I Make Everyone Proud But You

I can't sleep. Your repentant words echo throughout my head. 
"I've created something selfish and spoiled, something that I now regret." 

I'll be getting ready for a long day come the early morning rays of sunshine. I'll turn on my Christmas lights, open my blinds, feed my cat, make my bed, brush my teeth, pull my hair into a bun, get into my freezing cold car and leave for school. As I do my morning tasks, your words will haunt me. They will chase after my brain and remind me of everything I'm not. The problem is that you won't remember. You never remember.  Many hours after I leave, you will wake up from your sleep. You'll roll out of bed, take out your night guard, go pee and turn on the coffee. You'll mosey your way back to your bedroom and lay on your mattress. Maybe you'll think about our fight from tonight. Maybe it'll cross your mind that there was no end result. You taught me to never go to bed angry or upset with another living being. But here I am, laying in bed, waiting on you as you're probably waiting on me. 

I'm sorry for yelling. I'm sorry for being disrespectful. I'm sorry for being lazy. I'm sorry for being selfish. I'm sorry for disappointing you. I'm sorry for not being what you expected. I'm sorry for not being what you wanted. I'm sorry for becoming something you regret. I'm sorry for not being enough. 
It's never enough. 

"It's okay that you are the way you are though, it's my fault."

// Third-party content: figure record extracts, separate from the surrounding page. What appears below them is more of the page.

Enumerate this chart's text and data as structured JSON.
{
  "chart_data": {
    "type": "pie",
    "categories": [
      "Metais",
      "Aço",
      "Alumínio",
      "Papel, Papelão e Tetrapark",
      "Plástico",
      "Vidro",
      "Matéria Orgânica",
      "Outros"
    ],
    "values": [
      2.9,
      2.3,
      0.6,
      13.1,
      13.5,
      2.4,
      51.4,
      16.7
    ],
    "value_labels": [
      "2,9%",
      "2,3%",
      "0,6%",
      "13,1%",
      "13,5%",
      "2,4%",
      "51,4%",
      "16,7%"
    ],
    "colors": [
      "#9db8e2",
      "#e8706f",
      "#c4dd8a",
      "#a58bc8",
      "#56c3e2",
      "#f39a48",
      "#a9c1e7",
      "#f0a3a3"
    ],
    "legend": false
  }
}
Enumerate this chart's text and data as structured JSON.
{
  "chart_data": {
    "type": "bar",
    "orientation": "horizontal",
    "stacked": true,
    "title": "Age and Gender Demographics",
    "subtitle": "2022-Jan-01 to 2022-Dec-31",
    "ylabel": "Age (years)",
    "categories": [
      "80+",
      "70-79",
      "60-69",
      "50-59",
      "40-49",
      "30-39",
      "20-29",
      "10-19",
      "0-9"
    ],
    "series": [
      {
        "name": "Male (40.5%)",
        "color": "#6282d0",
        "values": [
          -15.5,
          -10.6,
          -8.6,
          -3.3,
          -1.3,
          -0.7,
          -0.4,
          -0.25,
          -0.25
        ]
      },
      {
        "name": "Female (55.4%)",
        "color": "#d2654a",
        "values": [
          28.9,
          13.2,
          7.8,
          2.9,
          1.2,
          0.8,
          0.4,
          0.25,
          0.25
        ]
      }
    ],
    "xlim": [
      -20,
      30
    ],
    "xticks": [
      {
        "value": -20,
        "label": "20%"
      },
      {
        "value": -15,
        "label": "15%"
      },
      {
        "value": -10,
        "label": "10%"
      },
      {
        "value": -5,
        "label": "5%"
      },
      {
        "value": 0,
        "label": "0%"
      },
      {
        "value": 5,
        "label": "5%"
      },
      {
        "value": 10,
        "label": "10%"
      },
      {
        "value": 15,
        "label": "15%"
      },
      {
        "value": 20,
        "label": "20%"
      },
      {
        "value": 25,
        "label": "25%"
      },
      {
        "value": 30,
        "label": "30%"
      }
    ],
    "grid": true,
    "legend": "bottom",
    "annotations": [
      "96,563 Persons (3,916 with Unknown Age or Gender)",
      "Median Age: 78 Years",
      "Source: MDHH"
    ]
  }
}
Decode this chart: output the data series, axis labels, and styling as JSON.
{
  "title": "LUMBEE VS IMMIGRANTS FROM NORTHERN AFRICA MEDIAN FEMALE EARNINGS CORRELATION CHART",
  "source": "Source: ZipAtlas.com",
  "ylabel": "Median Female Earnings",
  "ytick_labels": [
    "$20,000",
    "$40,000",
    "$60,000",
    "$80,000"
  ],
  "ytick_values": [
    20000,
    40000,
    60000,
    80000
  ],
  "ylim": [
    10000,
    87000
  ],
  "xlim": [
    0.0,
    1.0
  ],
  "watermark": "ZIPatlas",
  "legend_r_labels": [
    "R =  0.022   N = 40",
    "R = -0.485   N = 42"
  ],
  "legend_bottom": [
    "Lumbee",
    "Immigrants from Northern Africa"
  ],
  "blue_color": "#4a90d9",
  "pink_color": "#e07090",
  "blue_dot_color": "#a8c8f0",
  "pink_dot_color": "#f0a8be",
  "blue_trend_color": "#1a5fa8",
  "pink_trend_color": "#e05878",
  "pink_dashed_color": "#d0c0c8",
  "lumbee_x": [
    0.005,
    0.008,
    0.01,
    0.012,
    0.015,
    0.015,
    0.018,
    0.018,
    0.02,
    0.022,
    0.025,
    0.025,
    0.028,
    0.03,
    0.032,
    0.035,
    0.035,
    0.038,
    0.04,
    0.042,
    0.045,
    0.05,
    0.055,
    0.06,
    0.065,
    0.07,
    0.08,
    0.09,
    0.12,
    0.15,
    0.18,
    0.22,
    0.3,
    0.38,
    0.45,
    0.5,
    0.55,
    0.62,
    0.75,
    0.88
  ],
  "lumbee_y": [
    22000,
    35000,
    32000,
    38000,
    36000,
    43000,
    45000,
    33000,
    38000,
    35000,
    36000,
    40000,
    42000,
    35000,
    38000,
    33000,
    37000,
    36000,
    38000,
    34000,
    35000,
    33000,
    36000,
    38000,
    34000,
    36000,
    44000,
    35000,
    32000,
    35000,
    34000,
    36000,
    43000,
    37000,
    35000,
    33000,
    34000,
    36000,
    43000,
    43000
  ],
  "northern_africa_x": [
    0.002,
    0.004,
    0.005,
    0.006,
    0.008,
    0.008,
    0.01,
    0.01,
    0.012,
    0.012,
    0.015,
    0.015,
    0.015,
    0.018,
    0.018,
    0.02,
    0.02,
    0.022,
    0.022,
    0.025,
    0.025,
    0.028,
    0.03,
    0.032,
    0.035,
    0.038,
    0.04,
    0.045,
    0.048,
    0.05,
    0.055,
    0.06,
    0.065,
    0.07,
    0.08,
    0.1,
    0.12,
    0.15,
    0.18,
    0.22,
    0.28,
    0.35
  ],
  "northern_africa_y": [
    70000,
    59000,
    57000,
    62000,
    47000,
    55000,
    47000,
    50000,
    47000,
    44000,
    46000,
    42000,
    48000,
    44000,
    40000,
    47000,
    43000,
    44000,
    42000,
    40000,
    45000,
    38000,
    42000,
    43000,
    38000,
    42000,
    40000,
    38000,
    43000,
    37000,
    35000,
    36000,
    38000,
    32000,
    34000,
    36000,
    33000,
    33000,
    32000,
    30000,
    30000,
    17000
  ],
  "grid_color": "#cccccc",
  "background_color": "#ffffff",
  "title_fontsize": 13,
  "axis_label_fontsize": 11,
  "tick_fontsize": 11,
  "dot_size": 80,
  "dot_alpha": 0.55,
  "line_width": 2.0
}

You can blame yourself for me turning out this way. That's fine. Blame yourself. Beat yourself up for the terrible human I've become. The bottom line isn't whose fault it is that I turned out this way, it's the fact that I've become something you're ashamed of. And that isn't anyone's fault but mine. It is me that is disappointing. It is me that is the regret. It is me that is selfish. It is me that is self seeking. It is me. It's me. Despite me being my own person, you seem to believe I've become a fuck-up because of you. If that's what you want to walk in, then by all means. Do it. 

Because I couldn't have possibly turned out to be this way because of my own thoughts, actions, desires, wants and needs. It couldn't possibly have to do with me continually overworking myself because I try to be enough for you and everyone else on this God forsaken planet, but never measure up to what I should. It definitely isn't the fact that I'm a candle that's been burnt from both ends. It is absolutely, 100%, undoubtedly because I want to make your life as miserable as possible. 

Yes. That must be it. 

But you don't have to be disappointed in me, hate me, or regret me. I already do all of that enough for the both of us. So stop wasting your time and realize that these not-so-sober arguments get us no where but deeper into this self hatred I'm already wallowing in.